— Помоги мне, — сказал он.
Мистиф ничего не ответил.
— Ты здесь, Пай? Я боюсь. Дотронься до меня, пожалуйста. Пай?
Мистиф не пошевелился. Миляга протянул руку в темноту, вспомнив при этом Тэйлора, лежащего на подушке, с которой — им обоим было об этом известно — он уже никогда не поднимется, и просящего Милягу взять его за руку. С этим воспоминанием паника перешла в скорбь: о Тэйлоре, о Клеме, о всякой живой душе, которая отгорожена от своих любимых чувствами, которые постоянно обманывают, а стало быть, и о себе. Ему хотелось того же, чего хочет ребенок, — ощутить чужое присутствие, убедиться в нем с помощью прикосновения. Но он знал, что это не настоящее решение проблемы. Конечно, он может нашарить мистифа в темноте, но тогда он сможет рассчитывать на его близость не больше, чем на свои чувства, которые уже утратил. Нервы сгниют, и рука выскользнет из руки рано или поздно. Зная, что это маленькое утешение так же безнадежно, как и любое другое, он убрал руку и вместо этого сказал:
— Я люблю тебя.
А может быть, он только подумал об этом? Возможно, это действительно была только мысль, ибо то, что возникло перед ним, больше напоминало идею, а не звучащие слоги, — радужное свечение, которое он уже видел во время превращений Пая, засияло в темноте, бывшей, как он смутно понял, не темнотой беззвездной ночи, а темнотой его собственного сознания. И это видение не имело ничего общего со зрением, устремленным на предмет, а было его разговором с существом, которое он любил и которое любило его в ответ.
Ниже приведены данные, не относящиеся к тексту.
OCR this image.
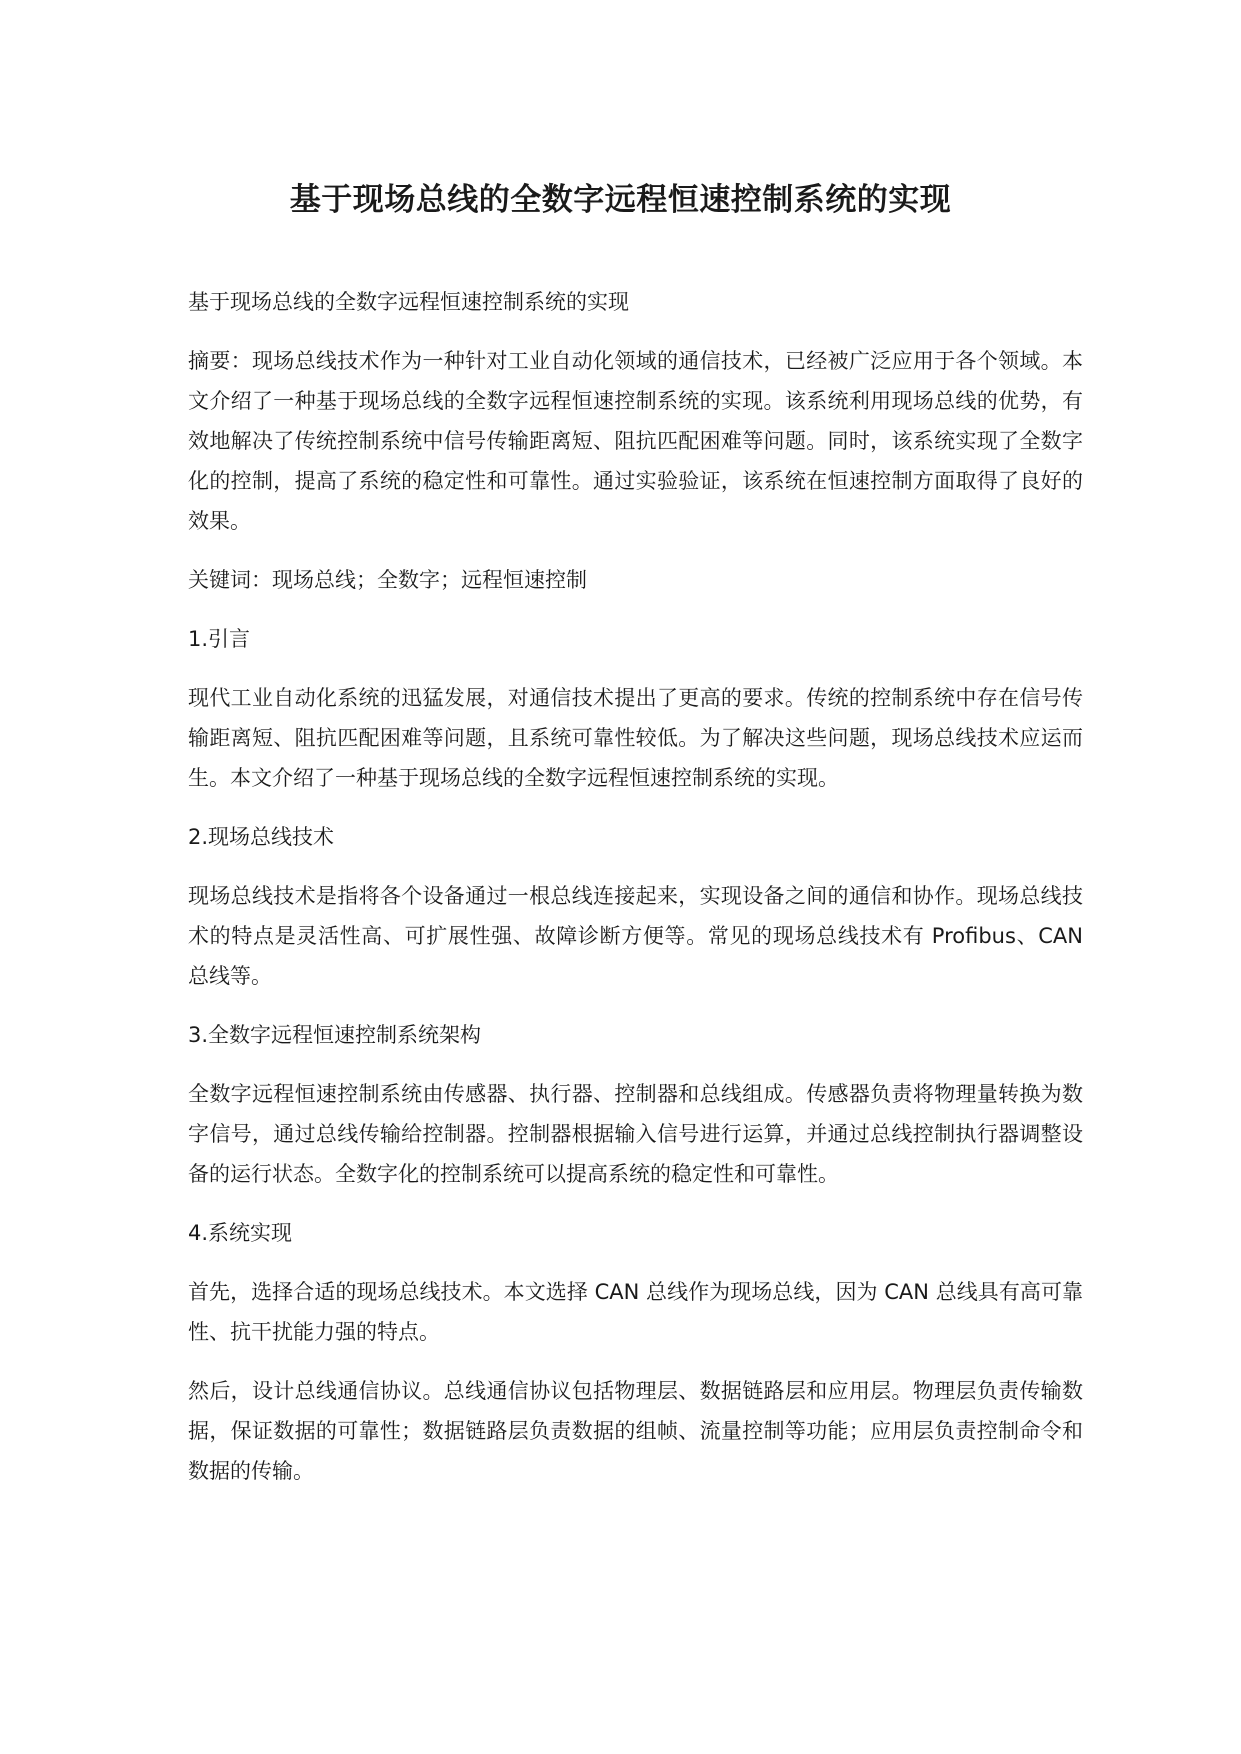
基于现场总线的全数字远程恒速控制系统的实现

基于现场总线的全数字远程恒速控制系统的实现

摘要：现场总线技术作为一种针对工业自动化领域的通信技术，已经被广泛应用于各个领域。本文介绍了一种基于现场总线的全数字远程恒速控制系统的实现。该系统利用现场总线的优势，有效地解决了传统控制系统中信号传输距离短、阻抗匹配困难等问题。同时，该系统实现了全数字化的控制，提高了系统的稳定性和可靠性。通过实验验证，该系统在恒速控制方面取得了良好的效果。

关键词：现场总线；全数字；远程恒速控制

1.引言

现代工业自动化系统的迅猛发展，对通信技术提出了更高的要求。传统的控制系统中存在信号传输距离短、阻抗匹配困难等问题，且系统可靠性较低。为了解决这些问题，现场总线技术应运而生。本文介绍了一种基于现场总线的全数字远程恒速控制系统的实现。

2.现场总线技术

现场总线技术是指将各个设备通过一根总线连接起来，实现设备之间的通信和协作。现场总线技术的特点是灵活性高、可扩展性强、故障诊断方便等。常见的现场总线技术有 Profibus、CAN 总线等。

3.全数字远程恒速控制系统架构

全数字远程恒速控制系统由传感器、执行器、控制器和总线组成。传感器负责将物理量转换为数字信号，通过总线传输给控制器。控制器根据输入信号进行运算，并通过总线控制执行器调整设备的运行状态。全数字化的控制系统可以提高系统的稳定性和可靠性。

4.系统实现

首先，选择合适的现场总线技术。本文选择 CAN 总线作为现场总线，因为 CAN 总线具有高可靠性、抗干扰能力强的特点。

然后，设计总线通信协议。总线通信协议包括物理层、数据链路层和应用层。物理层负责传输数据，保证数据的可靠性；数据链路层负责数据的组帧、流量控制等功能；应用层负责控制命令和数据的传输。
Он отдал свои чувства Паю, направил их к нему, если, конечно, в данном случае можно было говорить о направлении, в чем он глубоко сомневался. Пространство, а вместе с ним и время принадлежали другой истории — трагедии разделения, которую они оставили позади. Освободившись от чувств и от тех цепей, которые накладывало на него восприятие, словно снова оказавшись в утробе, он ощущал мистифа всем своим существом, а тот отвечал ему тем же, и тот самый распад, растворение, от которого он столько раз просыпался в ужасе, теперь превратился для него в начало небывалого блаженства.
Порыв ветра, пронесшийся между скалами, раздул угли, и они моментально вспыхнули ярким пламенем. Лицо напротив него осветилось, и вновь обретенное зрение заставило его вернуться обратно из утробного состояния. Возвращение оказалось не таким уж трудным. Место, в котором они находились, было неподвластно времени и разрушению, а лицо напротив него, несмотря на всю свою хрупкость (а может быть, и благодаря ей), было красивым и дарило радость взгляду. Пай улыбнулся ему, но ничего не сказал.
— Надо поспать, — сказал Миляга. — Завтра нам предстоит долгий путь.
Налетел еще один порыв ветра и принес с собой снежинки, ужалившие лицо Миляги. Он натянул на голову капюшон своей шубы и поднялся, чтобы проверить, как поживает доки. Доки зарылся в снег и спал. Когда он вернулся к костру, который отыскал-таки какой-то горючий клочок и принялся пожирать его, мистиф уже спал, укрыв голову капюшоном. Когда он посмотрел на выглядывающий из-под меха полумесяц лица Пая, ему в голову пришла простая мысль: несмотря на то что ветер стонет в скалах, угрожая похоронить их под снегом, несмотря на то что в долине за спиной свирепствует смерть, а впереди ожидает город зверств и жестокостей, он чувствует себя счастливым. Он лег на жесткую землю рядом с мистифом. Его последняя мысль перед сном была о Тэйлоре, который лежал на подушке, превращавшейся в снежную равнину по мере того, как слабело его дыхание, а лицо становилось прозрачным, чтобы в конце концов исчезнуть, так что, когда Миляга соскользнул в сон, его встретила отнюдь не чернота, а белизна этого смертного ложа, превратившегося в девственный, нетронутый снег.
Миляге снилось, что ветер стал резче и сдул с вершин весь снег. Тем не менее он нашел в себе мужество подняться из относительного комфорта своего лежбища рядом с догоревшим костром, снял шубу и рубашку, снял ботинки и носки, снял брюки и нижнее белье и голый пошел по узкому проходу между скалами, мимо спящего доки, навстречу ветру. Даже в снах ветер угрожал заморозить его костный мозг, но взор его был устремлен на ледник, и он должен был пройти туда со всем смирением, с обнаженными чреслами, с голой спиной, для того чтобы почтить должным уважением души, что страдали там. Они претерпели долгие столетия боли, и преступление, совершенное против них, до сих пор не было отмщено. Рядом с их муками его страдания казались ничтожными.